Tractors, Trolls and What a 1950's Philosopher Says About Twitter

There is rarely anything new under the sun. It's useful to remember this when there is great furore over new technologies and the effects they are having on us and the world we live in - especially when the stories are as serious as a teenager taking her life because of the 'toxic digital world' she had become so enmeshed in.

There is rarely anything new under the sun. It's useful to remember this when there is great furore over new technologies and the effects they are having on us and the world we live in - especially when the stories are as serious as a teenager taking her life because of the 'toxic digital world' she had become so enmeshed in.

I have been researching a book on social media and, in addition to the very new work being written, have been delving back all the way in the darkness of the 1950's to see what thinkers were saying then about technology.

One who has struck me in particular is Martin Heidegger. You have full permission to stop reading at this point: Heidegger was a pretty difficult sort of bloke - a member of the Nazi party etc. - and with his neologisms his work is often fiendishly tricky to understand. But bear with me, because, despite his political failings, there are two gems in one of his essays that I think are worth reflecting on.

In a 1950 essay on 'The Problem Concerning Technology' Heidegger set out his stall on what the essence of technology is. This is in a pre-digital world, but his thoughts are prescient.

Firstly, he explains that technology always does a work of revelation. This seems an odd idea at first, but is quite true. In classic tool-use terms, a hammer 'reaches back' into our hand and reveals something of our inner desires. We use the hammer to smash windows or create woodwork - but in its use we have done a work of inner revelation.

In more up to date terms, this is what we now see clearly in Twitter. This is a tool that also 'reaches back' into our selves and reveals something of depth in us - but also something about how we view those around us. The troll who writes abusive tweets to Stan Collymore is doing a work of revelation. The difference is of course that this revelation is now amplified to a potentially global audience.

Social media is still, in evolutionary terms, a very new technology. Communication is not of course, but the element that is new, the element that we are still naive about, is the high amplification given to the revelation.

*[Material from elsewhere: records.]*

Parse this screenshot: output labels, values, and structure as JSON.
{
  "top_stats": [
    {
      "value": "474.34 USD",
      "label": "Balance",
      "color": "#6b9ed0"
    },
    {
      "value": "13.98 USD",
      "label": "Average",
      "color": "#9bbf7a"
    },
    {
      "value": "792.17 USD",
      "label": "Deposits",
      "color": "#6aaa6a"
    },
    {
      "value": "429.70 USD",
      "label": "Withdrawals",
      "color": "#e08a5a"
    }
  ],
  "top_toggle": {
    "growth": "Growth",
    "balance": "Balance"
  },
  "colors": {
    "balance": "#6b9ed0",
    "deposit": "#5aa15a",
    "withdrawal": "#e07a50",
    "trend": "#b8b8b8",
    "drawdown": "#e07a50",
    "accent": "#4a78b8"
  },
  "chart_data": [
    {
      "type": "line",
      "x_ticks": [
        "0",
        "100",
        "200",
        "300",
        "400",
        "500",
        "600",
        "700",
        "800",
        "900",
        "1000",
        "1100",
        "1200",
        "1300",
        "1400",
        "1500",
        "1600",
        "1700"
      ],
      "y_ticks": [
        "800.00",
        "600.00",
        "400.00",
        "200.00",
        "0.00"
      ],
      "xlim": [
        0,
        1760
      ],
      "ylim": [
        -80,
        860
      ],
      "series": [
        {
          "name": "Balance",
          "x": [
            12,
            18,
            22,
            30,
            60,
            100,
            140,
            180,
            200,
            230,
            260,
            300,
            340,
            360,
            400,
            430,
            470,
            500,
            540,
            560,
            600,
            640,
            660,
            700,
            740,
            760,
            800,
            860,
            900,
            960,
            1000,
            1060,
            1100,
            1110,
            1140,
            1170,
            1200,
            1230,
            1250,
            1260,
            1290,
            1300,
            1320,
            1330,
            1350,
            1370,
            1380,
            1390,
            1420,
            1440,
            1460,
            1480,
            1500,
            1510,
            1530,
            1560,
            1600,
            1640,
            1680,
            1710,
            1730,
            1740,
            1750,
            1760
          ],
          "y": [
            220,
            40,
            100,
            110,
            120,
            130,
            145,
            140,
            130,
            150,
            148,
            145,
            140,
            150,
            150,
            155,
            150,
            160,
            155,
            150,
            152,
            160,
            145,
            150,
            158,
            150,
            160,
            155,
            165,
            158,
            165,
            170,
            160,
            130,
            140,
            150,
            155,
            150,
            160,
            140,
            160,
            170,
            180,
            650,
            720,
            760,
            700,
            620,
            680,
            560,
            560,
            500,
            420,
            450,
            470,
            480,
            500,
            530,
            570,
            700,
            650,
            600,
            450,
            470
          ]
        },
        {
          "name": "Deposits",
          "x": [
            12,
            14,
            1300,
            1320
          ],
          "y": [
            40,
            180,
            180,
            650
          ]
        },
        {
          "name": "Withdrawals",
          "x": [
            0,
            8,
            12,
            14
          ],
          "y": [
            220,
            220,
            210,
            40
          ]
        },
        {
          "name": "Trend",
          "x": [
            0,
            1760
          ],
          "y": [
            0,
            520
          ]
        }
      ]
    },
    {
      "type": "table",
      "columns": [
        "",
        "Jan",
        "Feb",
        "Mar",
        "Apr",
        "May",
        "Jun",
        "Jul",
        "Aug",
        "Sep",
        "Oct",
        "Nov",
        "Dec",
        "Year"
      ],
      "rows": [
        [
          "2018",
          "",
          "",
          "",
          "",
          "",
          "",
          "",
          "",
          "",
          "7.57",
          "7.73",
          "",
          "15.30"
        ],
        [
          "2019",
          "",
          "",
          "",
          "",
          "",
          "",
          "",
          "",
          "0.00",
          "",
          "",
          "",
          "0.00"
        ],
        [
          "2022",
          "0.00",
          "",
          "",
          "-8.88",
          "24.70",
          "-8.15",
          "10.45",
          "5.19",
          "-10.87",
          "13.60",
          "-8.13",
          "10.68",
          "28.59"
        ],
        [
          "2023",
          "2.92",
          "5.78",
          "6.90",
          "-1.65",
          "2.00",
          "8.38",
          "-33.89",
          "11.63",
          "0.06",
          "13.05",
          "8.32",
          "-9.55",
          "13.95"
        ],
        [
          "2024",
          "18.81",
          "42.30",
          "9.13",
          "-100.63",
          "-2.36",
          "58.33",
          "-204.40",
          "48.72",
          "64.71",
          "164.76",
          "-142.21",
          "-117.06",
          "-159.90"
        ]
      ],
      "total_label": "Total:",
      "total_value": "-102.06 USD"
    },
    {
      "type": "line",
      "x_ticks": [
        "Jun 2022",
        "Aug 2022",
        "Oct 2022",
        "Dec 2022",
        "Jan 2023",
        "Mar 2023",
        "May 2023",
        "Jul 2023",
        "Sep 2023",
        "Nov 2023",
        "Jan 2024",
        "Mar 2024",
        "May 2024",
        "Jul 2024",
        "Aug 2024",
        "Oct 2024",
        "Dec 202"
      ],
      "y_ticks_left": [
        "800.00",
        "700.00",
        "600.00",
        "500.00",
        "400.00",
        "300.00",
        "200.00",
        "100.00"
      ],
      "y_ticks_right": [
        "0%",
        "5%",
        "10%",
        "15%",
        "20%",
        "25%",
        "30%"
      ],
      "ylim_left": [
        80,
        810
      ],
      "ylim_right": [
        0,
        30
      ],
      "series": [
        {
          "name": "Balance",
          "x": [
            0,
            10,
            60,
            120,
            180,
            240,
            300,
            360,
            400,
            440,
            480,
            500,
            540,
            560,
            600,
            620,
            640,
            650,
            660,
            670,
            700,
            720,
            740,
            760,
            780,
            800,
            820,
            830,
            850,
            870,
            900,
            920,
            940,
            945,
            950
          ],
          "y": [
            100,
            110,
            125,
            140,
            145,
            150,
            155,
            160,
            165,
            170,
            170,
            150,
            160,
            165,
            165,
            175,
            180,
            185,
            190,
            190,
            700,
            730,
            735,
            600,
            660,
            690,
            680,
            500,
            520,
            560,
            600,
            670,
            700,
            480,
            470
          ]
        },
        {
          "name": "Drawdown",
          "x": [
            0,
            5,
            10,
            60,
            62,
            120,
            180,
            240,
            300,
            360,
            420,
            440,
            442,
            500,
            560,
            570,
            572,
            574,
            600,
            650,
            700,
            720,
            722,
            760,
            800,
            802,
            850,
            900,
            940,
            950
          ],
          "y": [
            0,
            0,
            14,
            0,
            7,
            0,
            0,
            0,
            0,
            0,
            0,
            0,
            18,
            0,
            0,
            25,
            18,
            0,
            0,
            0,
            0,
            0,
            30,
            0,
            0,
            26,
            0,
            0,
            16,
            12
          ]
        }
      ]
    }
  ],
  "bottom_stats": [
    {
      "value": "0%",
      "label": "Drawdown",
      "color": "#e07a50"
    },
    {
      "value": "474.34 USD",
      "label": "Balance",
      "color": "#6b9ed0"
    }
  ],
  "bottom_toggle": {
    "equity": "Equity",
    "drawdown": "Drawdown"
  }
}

The letter never reached quite so far for so many.

This leads us on to Heidegger's second insight: that technology always does a work of 'enframing.' What he means by this is that any technology changes the way that we frame the world. Technology is thus never neutral - it always moves us in some way and adjusts our vision.

Perhaps the neatest way this has been put is in Maslow's maxim 'to the man with a hammer, everything looks like a nail.' The fact that we have a hammer fundamentally changes how we view what is around us. Again, we see this quite clearly with social media: to the person with a smartphone, everything looks like an Instagram. Those filters have actually 'enframed' our world.

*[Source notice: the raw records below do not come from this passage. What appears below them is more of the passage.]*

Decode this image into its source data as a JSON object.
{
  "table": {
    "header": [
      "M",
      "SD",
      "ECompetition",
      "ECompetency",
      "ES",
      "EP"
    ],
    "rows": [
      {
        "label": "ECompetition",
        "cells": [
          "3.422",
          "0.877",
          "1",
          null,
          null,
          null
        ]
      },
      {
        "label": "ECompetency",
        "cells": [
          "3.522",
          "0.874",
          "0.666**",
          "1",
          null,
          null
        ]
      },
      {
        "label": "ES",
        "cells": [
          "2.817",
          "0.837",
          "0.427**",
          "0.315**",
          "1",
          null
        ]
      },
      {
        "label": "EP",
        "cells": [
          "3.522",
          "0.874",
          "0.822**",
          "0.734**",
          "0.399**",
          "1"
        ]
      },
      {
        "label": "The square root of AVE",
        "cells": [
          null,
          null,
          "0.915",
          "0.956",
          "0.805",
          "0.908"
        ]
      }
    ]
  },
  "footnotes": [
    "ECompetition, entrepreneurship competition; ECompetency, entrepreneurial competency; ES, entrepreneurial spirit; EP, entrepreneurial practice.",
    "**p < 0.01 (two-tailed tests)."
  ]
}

Why does this matter? Heidegger wrote in his essay:

Everywhere we remain unfree and chained to technology, whether we passionately affirm or deny it. But we are delivered over to it in the worst possible way when we regard it as something neutral; for this conception of it to which today we particularly like to do homage, makes us utterly blind to the essence of technology.

Technology companies and social media cheerleaders tell us that their products and services are liberating us. The Arab Spring, Twitter democracy, 24/7 connectivity. What Heidegger offers is a sensible corrective: this liberation is false. Technologies have always enframed us, and these new shiny digital ones will do so too - if perhaps in different and new ways.

Our task is to be conscious of what our new fetters look like, and resist and cast them off when they dehumanise us. Does being in touch via email and Facebook 24/7 really feel like freedom? And who to? It doesn't to my children, that's for sure.

But, most urgently, we need quickly to appreciate Heidegger's idea that technology works an act of revelation. Have a think: what is technology revealing about your drives and desires? About the worth you put on other people? Steve Jobs was very big on 'living your dream' - but workers at FoxConn, with suicide nets surrounding their factories, would laugh blackly at this. Our constant-upgrade iPhone dream perhaps reveals something about how much we value the rare-earth metals that are running out, or the lowly-paid workers we require in order to have them - all of that before the social media apps we use reveal something of our feelings towards those we work among, or women or ethnic minorities who dare poke their head above the parapet.

The promise of technology is liberation. And yes, the leaps ahead that have been made are incredible and have huge potential for good. But, in shaking off the old analogue world, it is time to realise the new chains we have accepted - in milled alloy cases yes, but no less binding for that.